Many of the ENEs described here possess new features, e.g. a bulge or a small internal loop at a conserved position in the A-minor stems adjacent to the 3 or 4 nt-long linkers (see Figures 2 and 3). To test whether this interruption of the A-minor stem is important, we deleted the bulged A and strengthened the stem by substituting the adjacent U-G pair with C-G (Mut4, Figure 6A). Indeed, these changes decreased the accumulation of β-globin mRNA by ~40% (Figure 6B). Thus, relaxation of the A-minor receptor stem increases the stabilizing activity of a double-domain ENE.
Our large collection of ENEs also revealed considerable variability in the composition of A-minor receptors (see Figures 2, 3, S3, S2 and S3). For instance, the TWIFB1_OSa harbors a non-canonical G-A receptor in the upper domain (Figure 6A, shaded magenta). We mutated the G-A to G-C (Mut5) and observed ~45% reduction in reporter β-globin mRNA accumulation (Figure 6B).

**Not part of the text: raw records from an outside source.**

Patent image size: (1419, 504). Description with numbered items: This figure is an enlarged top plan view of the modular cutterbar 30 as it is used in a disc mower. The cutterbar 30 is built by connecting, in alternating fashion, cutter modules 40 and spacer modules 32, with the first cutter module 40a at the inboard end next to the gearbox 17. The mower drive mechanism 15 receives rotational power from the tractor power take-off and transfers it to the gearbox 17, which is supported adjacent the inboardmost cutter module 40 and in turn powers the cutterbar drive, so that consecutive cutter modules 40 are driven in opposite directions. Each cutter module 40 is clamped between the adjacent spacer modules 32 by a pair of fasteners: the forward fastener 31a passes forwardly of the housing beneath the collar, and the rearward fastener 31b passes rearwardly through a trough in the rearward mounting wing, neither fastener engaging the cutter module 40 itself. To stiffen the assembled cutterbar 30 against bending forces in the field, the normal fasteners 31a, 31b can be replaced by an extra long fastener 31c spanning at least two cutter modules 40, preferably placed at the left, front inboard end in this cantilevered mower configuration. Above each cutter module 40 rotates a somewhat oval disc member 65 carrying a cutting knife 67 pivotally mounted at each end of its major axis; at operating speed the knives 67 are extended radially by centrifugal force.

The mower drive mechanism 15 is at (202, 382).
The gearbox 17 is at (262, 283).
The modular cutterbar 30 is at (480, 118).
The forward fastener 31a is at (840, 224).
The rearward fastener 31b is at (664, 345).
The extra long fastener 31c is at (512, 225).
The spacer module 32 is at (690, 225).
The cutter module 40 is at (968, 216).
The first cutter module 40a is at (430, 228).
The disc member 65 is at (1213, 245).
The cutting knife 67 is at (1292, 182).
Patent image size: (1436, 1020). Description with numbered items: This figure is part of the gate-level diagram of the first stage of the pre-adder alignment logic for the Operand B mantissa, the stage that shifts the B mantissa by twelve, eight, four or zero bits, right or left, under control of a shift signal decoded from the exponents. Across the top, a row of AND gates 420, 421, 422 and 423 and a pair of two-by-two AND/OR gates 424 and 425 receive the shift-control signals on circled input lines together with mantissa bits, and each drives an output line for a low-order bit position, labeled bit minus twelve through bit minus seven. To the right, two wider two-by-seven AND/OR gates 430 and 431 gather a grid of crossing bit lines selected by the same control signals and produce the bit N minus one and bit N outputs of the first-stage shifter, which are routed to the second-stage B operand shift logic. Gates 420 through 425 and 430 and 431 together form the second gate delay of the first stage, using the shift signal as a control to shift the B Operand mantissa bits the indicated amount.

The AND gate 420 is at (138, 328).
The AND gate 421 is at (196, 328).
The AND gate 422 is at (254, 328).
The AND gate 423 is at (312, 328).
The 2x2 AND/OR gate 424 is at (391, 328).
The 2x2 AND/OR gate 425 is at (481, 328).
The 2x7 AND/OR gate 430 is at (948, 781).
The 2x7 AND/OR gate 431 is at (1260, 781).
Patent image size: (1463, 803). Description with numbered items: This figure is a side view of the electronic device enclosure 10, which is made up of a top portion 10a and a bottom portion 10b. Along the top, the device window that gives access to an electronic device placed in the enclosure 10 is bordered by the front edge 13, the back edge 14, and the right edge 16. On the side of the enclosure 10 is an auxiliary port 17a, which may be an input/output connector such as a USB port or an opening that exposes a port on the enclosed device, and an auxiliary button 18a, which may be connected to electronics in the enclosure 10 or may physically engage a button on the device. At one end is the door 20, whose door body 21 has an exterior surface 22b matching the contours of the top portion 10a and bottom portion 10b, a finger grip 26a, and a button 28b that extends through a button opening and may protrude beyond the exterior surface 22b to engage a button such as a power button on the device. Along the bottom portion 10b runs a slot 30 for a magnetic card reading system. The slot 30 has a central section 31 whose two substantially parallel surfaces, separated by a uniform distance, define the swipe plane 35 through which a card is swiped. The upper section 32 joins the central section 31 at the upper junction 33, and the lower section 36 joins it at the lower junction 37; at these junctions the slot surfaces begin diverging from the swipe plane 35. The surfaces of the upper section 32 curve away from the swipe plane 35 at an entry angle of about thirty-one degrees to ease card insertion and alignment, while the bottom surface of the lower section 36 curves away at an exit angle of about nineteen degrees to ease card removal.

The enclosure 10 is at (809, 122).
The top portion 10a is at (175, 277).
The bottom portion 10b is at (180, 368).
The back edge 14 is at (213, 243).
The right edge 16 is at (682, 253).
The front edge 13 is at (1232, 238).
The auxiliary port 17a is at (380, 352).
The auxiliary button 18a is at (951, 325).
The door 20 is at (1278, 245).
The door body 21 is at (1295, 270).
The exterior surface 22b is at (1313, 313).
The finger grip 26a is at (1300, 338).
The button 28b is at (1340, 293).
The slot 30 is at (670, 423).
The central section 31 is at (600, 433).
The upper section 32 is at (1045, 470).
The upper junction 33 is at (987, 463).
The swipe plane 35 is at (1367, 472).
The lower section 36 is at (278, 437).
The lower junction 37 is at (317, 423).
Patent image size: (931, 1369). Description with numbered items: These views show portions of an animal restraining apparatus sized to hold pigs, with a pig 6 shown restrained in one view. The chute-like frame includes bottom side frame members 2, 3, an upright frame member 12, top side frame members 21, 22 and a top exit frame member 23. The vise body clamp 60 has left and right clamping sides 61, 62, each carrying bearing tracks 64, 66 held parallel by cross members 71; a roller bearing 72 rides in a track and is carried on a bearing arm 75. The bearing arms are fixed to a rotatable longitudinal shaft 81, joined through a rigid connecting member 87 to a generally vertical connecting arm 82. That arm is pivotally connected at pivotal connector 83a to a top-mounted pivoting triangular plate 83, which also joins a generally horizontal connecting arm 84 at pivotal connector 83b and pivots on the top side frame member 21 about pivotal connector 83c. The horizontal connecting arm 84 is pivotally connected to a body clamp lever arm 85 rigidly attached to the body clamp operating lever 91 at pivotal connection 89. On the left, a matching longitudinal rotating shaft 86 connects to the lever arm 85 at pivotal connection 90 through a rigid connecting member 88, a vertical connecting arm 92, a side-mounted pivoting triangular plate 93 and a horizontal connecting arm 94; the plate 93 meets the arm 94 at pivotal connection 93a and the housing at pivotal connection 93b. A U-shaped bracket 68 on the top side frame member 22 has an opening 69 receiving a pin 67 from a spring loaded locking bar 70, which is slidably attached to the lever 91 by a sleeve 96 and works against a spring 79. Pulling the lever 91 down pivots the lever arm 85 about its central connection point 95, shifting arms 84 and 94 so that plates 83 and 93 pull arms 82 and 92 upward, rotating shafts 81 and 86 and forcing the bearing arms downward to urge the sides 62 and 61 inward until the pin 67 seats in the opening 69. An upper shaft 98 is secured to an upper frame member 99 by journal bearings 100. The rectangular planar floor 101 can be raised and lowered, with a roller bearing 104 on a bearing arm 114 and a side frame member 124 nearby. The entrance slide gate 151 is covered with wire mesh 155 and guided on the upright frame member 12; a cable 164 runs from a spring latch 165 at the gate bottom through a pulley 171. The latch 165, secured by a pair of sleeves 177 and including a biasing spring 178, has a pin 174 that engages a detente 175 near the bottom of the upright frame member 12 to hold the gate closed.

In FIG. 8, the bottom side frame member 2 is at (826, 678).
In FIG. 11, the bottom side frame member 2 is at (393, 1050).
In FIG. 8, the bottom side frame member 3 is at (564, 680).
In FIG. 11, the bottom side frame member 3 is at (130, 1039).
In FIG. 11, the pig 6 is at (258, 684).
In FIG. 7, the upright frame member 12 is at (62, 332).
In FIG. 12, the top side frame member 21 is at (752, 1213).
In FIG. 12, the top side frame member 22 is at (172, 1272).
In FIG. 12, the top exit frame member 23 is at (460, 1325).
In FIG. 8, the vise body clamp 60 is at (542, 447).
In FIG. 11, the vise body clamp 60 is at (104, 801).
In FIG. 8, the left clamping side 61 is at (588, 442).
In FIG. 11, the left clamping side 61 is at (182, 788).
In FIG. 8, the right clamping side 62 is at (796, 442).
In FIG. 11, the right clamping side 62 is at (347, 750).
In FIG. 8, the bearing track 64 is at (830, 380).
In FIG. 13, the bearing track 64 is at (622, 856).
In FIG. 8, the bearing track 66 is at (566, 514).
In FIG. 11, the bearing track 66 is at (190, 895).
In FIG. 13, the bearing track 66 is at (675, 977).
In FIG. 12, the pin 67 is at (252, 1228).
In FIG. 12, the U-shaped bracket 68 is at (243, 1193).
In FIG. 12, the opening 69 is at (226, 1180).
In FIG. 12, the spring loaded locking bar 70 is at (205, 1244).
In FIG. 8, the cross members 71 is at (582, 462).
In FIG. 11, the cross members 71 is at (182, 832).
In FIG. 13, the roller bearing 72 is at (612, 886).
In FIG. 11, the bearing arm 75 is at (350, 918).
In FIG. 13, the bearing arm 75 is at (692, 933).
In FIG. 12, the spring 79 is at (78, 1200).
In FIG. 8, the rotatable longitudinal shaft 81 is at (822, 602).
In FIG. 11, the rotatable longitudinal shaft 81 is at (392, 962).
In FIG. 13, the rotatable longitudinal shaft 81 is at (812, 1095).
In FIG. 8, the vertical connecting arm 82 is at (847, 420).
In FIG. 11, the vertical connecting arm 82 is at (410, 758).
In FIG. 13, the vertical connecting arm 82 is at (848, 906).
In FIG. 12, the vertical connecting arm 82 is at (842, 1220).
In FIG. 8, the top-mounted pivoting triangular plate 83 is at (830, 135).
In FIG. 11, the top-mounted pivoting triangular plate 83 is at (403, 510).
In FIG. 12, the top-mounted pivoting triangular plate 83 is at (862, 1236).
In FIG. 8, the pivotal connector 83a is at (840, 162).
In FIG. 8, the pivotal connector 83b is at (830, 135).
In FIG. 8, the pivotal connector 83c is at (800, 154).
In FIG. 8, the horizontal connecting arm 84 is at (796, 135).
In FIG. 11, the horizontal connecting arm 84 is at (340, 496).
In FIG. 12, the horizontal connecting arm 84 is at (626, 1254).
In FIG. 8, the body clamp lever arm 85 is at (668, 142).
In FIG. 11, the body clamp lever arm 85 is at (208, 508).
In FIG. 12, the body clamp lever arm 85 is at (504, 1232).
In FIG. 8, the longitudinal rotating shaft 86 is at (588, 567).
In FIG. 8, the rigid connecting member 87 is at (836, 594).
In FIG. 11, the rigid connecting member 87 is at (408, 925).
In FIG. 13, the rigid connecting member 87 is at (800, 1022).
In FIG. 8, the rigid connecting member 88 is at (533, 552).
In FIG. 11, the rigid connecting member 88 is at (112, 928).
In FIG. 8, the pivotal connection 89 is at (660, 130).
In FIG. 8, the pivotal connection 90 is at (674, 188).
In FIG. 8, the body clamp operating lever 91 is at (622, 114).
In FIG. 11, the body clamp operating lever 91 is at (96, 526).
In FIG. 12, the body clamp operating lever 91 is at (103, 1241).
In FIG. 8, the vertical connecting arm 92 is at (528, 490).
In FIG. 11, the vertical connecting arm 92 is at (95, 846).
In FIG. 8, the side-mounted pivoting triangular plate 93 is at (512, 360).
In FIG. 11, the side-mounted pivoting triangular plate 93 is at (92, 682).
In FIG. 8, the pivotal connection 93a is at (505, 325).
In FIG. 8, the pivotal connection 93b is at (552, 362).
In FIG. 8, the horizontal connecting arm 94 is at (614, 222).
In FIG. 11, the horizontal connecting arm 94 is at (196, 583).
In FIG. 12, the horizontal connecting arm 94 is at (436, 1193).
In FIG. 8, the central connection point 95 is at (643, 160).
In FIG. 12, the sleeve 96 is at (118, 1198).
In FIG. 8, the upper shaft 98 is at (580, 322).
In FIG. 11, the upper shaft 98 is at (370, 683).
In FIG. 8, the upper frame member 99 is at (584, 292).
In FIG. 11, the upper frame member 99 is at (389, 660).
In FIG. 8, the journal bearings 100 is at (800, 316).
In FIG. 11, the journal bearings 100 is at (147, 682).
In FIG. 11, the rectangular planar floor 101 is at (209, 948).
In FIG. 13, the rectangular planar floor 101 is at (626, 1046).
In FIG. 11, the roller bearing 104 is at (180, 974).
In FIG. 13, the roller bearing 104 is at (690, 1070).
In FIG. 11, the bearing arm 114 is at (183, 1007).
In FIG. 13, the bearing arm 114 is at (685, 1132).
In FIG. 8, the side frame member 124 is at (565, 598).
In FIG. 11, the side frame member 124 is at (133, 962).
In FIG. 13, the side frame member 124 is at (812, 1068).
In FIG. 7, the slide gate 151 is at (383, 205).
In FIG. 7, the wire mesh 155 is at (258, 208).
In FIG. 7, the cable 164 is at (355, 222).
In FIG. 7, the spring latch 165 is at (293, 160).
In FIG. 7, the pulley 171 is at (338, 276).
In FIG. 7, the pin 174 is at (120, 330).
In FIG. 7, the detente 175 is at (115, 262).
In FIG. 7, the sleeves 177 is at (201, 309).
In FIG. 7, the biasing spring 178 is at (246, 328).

Thus, a G-A receptor confers greater stabilizing activity than the G-C invariably found in all previously characterized ENEs (Brown et al., 2012; Conrad et al., 2007). However, this appears to hold for domains with 1 nt-long linkers only (data not shown).
Another common feature is the frequent occurrence of C-G as the first A-minor receptor pair (counting from the U-rich loop) in the lower stem of the lower domain of the double-domain ENEs (see Figure 2). This feature is also frequent in the single-domain ENEs (see Figure 3). In both cases, this non-canonical A-minor receptor correlates with a longer (3 or 4 nt) linker. Changing the C-G to the canonical G-C in TWIFB1_OSa (Mut6, Figure 6A) decreased the accumulation of β-globin mRNA by ~40% (Figure 6B), although both base pairs conferred equal stabilization activity on the MCDiV ENE (data not shown). This difference may be, at least in part, caused by the formation of an alternative structure in the TWIFB1_OSa Mut6 ENE that may contribute to inhibition of the stabilization activity. Indeed, because of the UAAC rather than UAAU linker, the A-minor receptor stem could conceivably be extended by 3 base pairs into the U-rich loop in the TWIFB1_OSa Mut6, looping out C65. We conclude that a longer linker apparently permits more variability in the composition of the A-minor receptor.
Intronless hAT transposase mRNAs accumulate ENEs
We inspected the reported transposition-competent hAT TEs from plants and fungi (compiled in Table S1) for the presence of introns in the transposase gene and subsequently searched each TE sequence for the presence of an ENE. Interestingly, this well-characterized transposase gene in the rice Dart and maize TCUP TEs lacks introns (see Table S1 for references). Yet, we found both TEs to possess an ENE. In contrast, none of the hAT TEs with an intron-containing transposase gene was found to possess an ENE (Figure 7).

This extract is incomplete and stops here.